The central bank is widely expected to raise rates for the fourth time this year when its two-day policy meeting ends at 2 p.m. ET (1900 GMT), but the focus will be on whether it will still hint at three hikes next year as it did in September.
Fed funds futures are pricing in only one more rate rise next year. The latest Reuters poll showed economists expect two rate hikes, with the probability of a U.S. recession in the next two years jumping to 40 percent.
The S&P financials index – the worst performing among the 11 S&P sectors this month – rose 1.5 percent, with rate-sensitive banks also gaining 1.5 percent.

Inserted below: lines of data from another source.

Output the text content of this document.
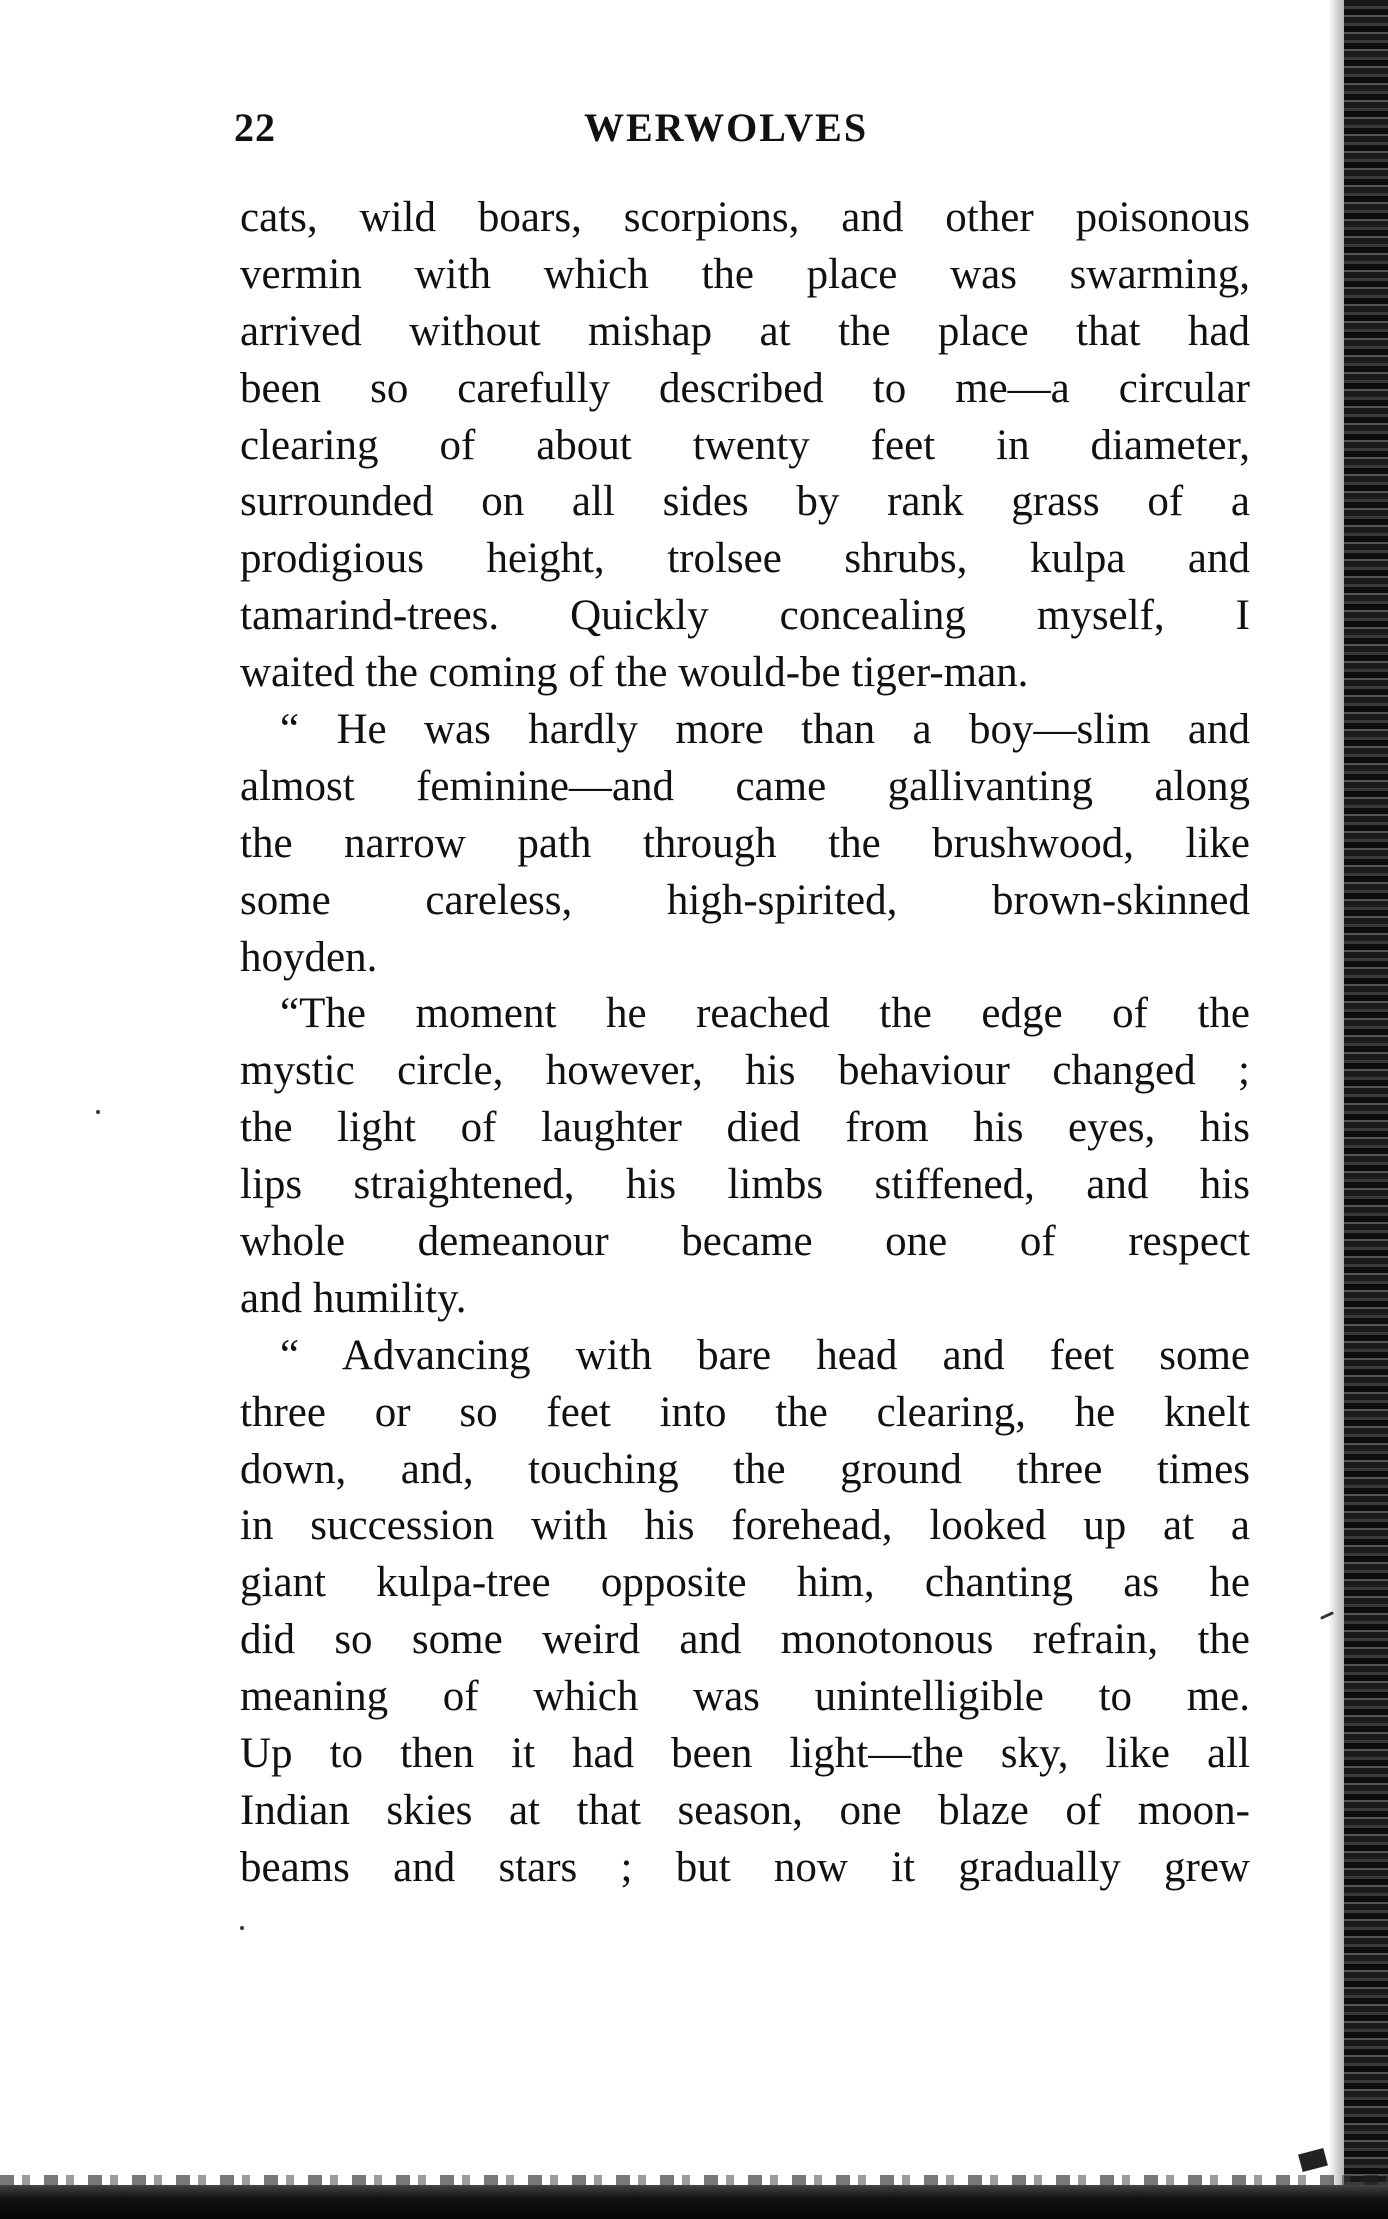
22	WERWOLVES
cats, wild boars, scorpions, and other poisonous
vermin with which the place was swarming,
arrived without mishap at the place that had
been so carefully described to me—a circular
clearing of about twenty feet in diameter,
surrounded on all sides by rank grass of a
prodigious height, trolsee shrubs, kulpa and
tamarind-trees. Quickly concealing myself, I
waited the coming of the would-be tiger-man.
“ He was hardly more than a boy—slim and
almost feminine—and came gallivanting along
the narrow path through the brushwood, like
some careless, high-spirited, brown-skinned
hoyden.
“The moment he reached the edge of the
mystic circle, however, his behaviour changed ;
the light of laughter died from his eyes, his
lips straightened, his limbs stiffened, and his
whole demeanour became one of respect
and humility.
“ Advancing with bare head and feet some
three or so feet into the clearing, he knelt
down, and, touching the ground three times
in succession with his forehead, looked up at a
giant kulpa-tree opposite him, chanting as he
did so some weird and monotonous refrain, the
meaning of which was unintelligible to me.
Up to then it had been light—the sky, like all
Indian skies at that season, one blaze of moon-
beams and stars ; but now it gradually grew
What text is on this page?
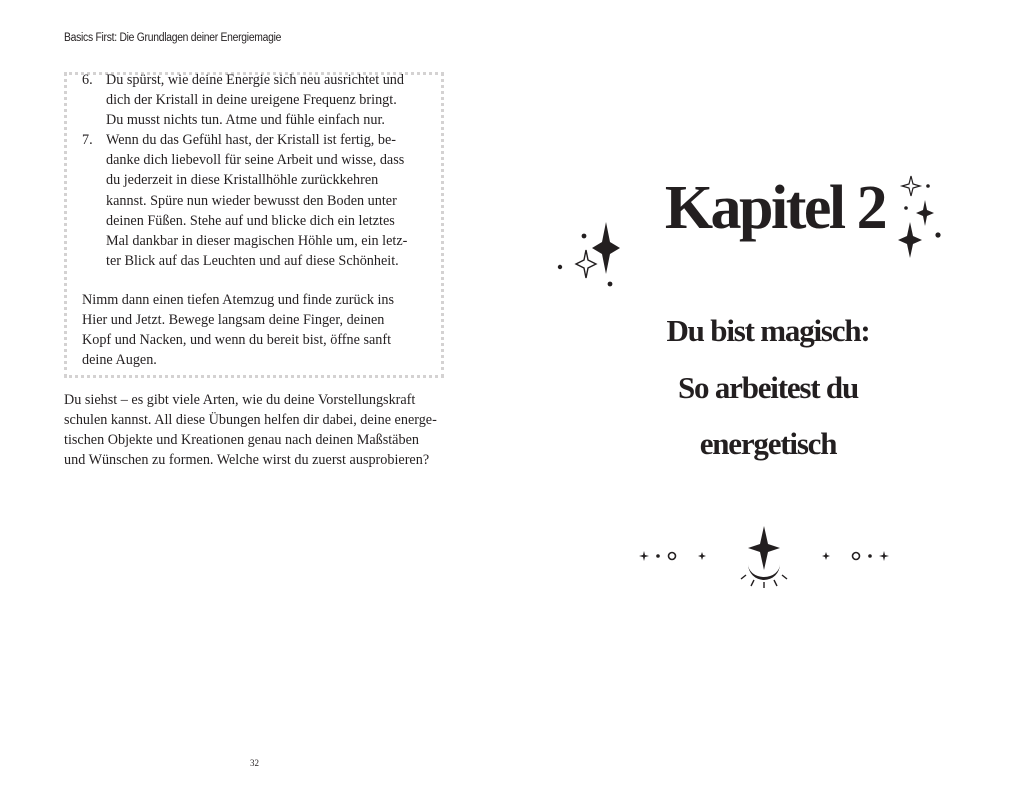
Basics First: Die Grundlagen deiner Energiemagie
6. Du spürst, wie deine Energie sich neu ausrichtet und
dich der Kristall in deine ureigene Frequenz bringt.
Du musst nichts tun. Atme und fühle einfach nur.
7. Wenn du das Gefühl hast, der Kristall ist fertig, be-
danke dich liebevoll für seine Arbeit und wisse, dass
du jederzeit in diese Kristallhöhle zurückkehren
kannst. Spüre nun wieder bewusst den Boden unter
deinen Füßen. Stehe auf und blicke dich ein letztes
Mal dankbar in dieser magischen Höhle um, ein letz-
ter Blick auf das Leuchten und auf diese Schönheit.

Nimm dann einen tiefen Atemzug und finde zurück ins
Hier und Jetzt. Bewege langsam deine Finger, deinen
Kopf und Nacken, und wenn du bereit bist, öffne sanft
deine Augen.

Du siehst – es gibt viele Arten, wie du deine Vorstellungskraft
schulen kannst. All diese Übungen helfen dir dabei, deine energe-
tischen Objekte und Kreationen genau nach deinen Maßstäben
und Wünschen zu formen. Welche wirst du zuerst ausprobieren?

32
Kapitel 2
Du bist magisch:
So arbeitest du
energetisch
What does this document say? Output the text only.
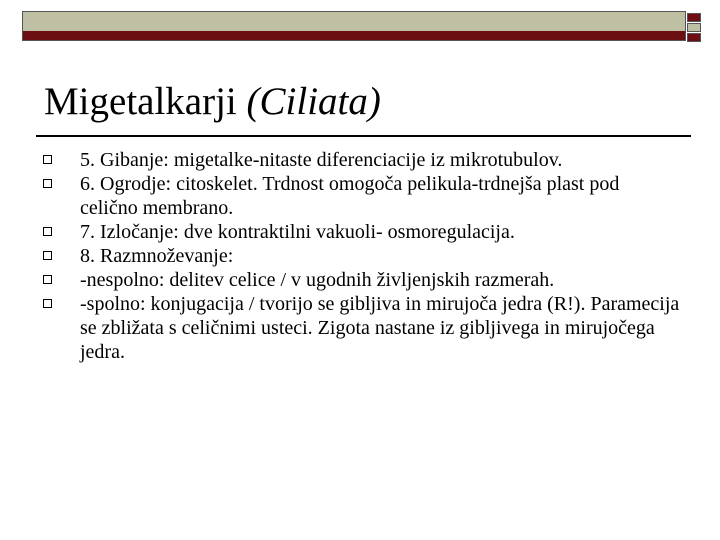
Migetalkarji (Ciliata)
5. Gibanje: migetalke-nitaste diferenciacije iz mikrotubulov.
6. Ogrodje: citoskelet. Trdnost omogoča pelikula-trdnejša plast pod celično membrano.
7. Izločanje: dve kontraktilni vakuoli- osmoregulacija.
8. Razmnoževanje:
-nespolno: delitev celice / v ugodnih življenjskih razmerah.
-spolno: konjugacija / tvorijo se gibljiva in mirujoča jedra (R!). Paramecija se zbližata s celičnimi usteci. Zigota nastane iz gibljivega in mirujočega jedra.
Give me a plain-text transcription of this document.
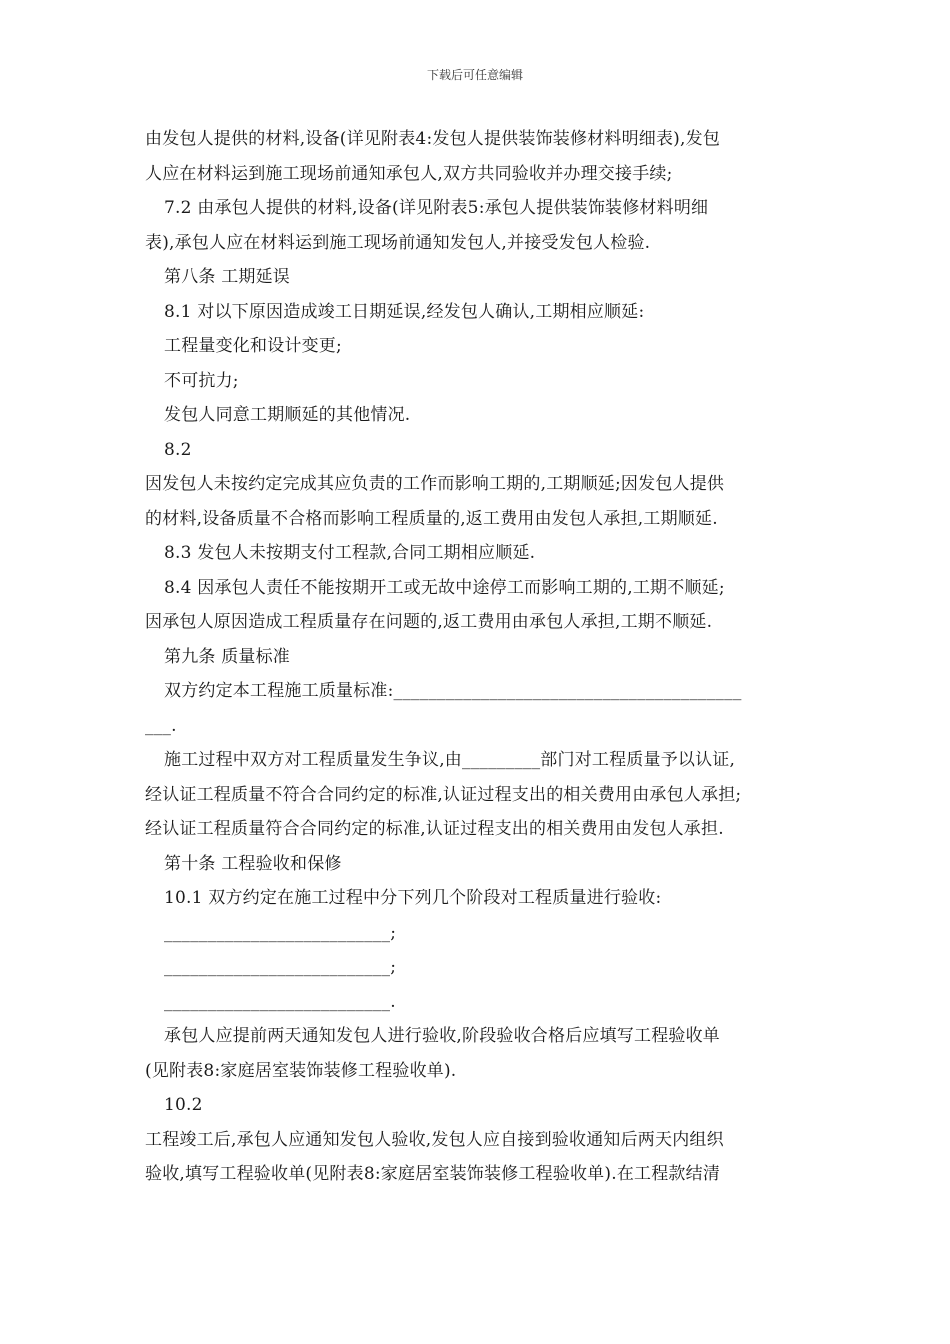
下载后可任意编辑
由发包人提供的材料,设备(详见附表4:发包人提供装饰装修材料明细表),发包
人应在材料运到施工现场前通知承包人,双方共同验收并办理交接手续;
7.2 由承包人提供的材料,设备(详见附表5:承包人提供装饰装修材料明细
表),承包人应在材料运到施工现场前通知发包人,并接受发包人检验.
第八条 工期延误
8.1 对以下原因造成竣工日期延误,经发包人确认,工期相应顺延:
工程量变化和设计变更;
不可抗力;
发包人同意工期顺延的其他情况.
8.2
因发包人未按约定完成其应负责的工作而影响工期的,工期顺延;因发包人提供
的材料,设备质量不合格而影响工程质量的,返工费用由发包人承担,工期顺延.
8.3 发包人未按期支付工程款,合同工期相应顺延.
8.4 因承包人责任不能按期开工或无故中途停工而影响工期的,工期不顺延;
因承包人原因造成工程质量存在问题的,返工费用由承包人承担,工期不顺延.
第九条 质量标准
双方约定本工程施工质量标准:________________________________________
___.
施工过程中双方对工程质量发生争议,由_________部门对工程质量予以认证,
经认证工程质量不符合合同约定的标准,认证过程支出的相关费用由承包人承担;
经认证工程质量符合合同约定的标准,认证过程支出的相关费用由发包人承担.
第十条 工程验收和保修
10.1 双方约定在施工过程中分下列几个阶段对工程质量进行验收:
__________________________;
__________________________;
__________________________.
承包人应提前两天通知发包人进行验收,阶段验收合格后应填写工程验收单
(见附表8:家庭居室装饰装修工程验收单).
10.2
工程竣工后,承包人应通知发包人验收,发包人应自接到验收通知后两天内组织
验收,填写工程验收单(见附表8:家庭居室装饰装修工程验收单).在工程款结清
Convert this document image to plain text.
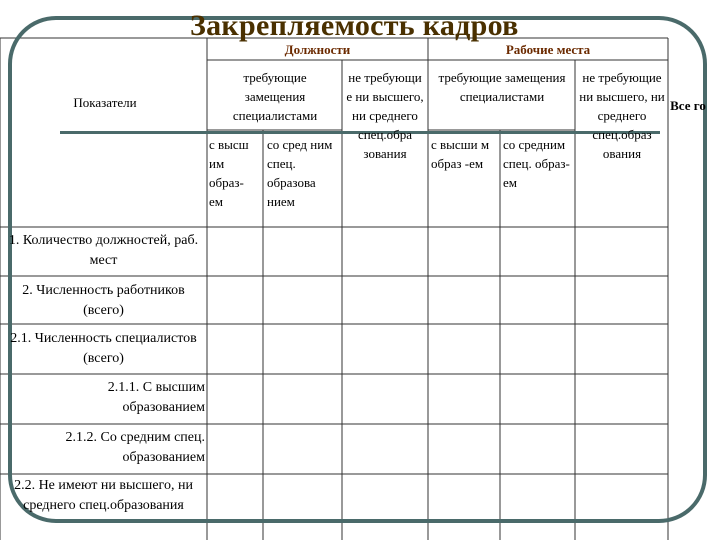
Закрепляемость кадров
Должности	Рабочие места
Показатели	Все го
требующие замещения специалистами
не требующи е ни высшего, ни среднего спец.обра зования
с высш им образ- ем
со сред ним спец. образова нием
требующие замещения специалистами
не требующие ни высшего, ни среднего спец.образ ования
с высши м образ -ем
со средним спец. образ-ем
1. Количество должностей, раб. мест
2. Численность работников (всего)
2.1. Численность специалистов (всего)
2.1.1. С высшим образованием
2.1.2. Со средним спец. образованием
2.2. Не имеют ни высшего, ни среднего спец.образования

The technology sector, down for the fourth month in a row after leading a rally earlier in the year, rose 1.2 percent and gave the biggest boost to the markets.
“The selling may have gotten overdone, so you see some buyers coming in,” said Shawn Cruz, senior trading specialist at TD Ameritrade in Chicago.
“There’s a concern that the Fed being overly hawkish could impact growth in the economy, so a less aggressive Fed might relieve some of those fears and that is why you’re seeing growth names recover here.”
Eight of the 11 sectors rose more than 1 percent, with only the defensive utilities, real estate and consumer staples indexes gaining slightly.
A rough couple of months have pushed all three major indexes more than 10 percent below recent highs, into what is known as correction territory, and that has sparked calls, including from President Donald Trump, for the Fed to hold fire.
At 12:35 a.m. ET, the Dow Jones Industrial Average was up 296.59 points, or 1.25 percent, at 23,972.23, the S&P 500 was up 30.34 points, or 1.19 percent, at 2,576.50 and the Nasdaq Composite was up 73.50 points, or 1.08 percent, at 6,857.41.
Microsoft Corp’s 2.4 percent gain gave the biggest boost to the S&P 500 and the Nasdaq. The biggest drag on the two indexes was Facebook Inc’s 3.6 percent slide.
The fall came after the New York Times reported that Facebook allowed some companies far greater access to data than disclosed. The company said the access was provided only after user permission.
Separately the attorney general for Washington, D.C. said the state had sued Facebook over Cambridge Analytica’s use of data from the social-media giant.
FedEx Corp, seen as a bellwether for the U.S. economy, sank 8.9 percent, on course for its biggest one-day drop in 10 years, after slashing its 2019 forecast blaming an economic slowdown.
Micron Technology Inc fell 2.4 percent after giving a tepid forecast that exacerbated fears that the chip boom was fizzling out.
Advancing issues outnumbered decliners for a 2.71-to-1 ratio on the NYSE and a 2.08-to-1 ratio on the Nasdaq.
The S&P index recorded no new 52-week highs and 29 new lows, while the Nasdaq recorded four new highs and 288 new lows.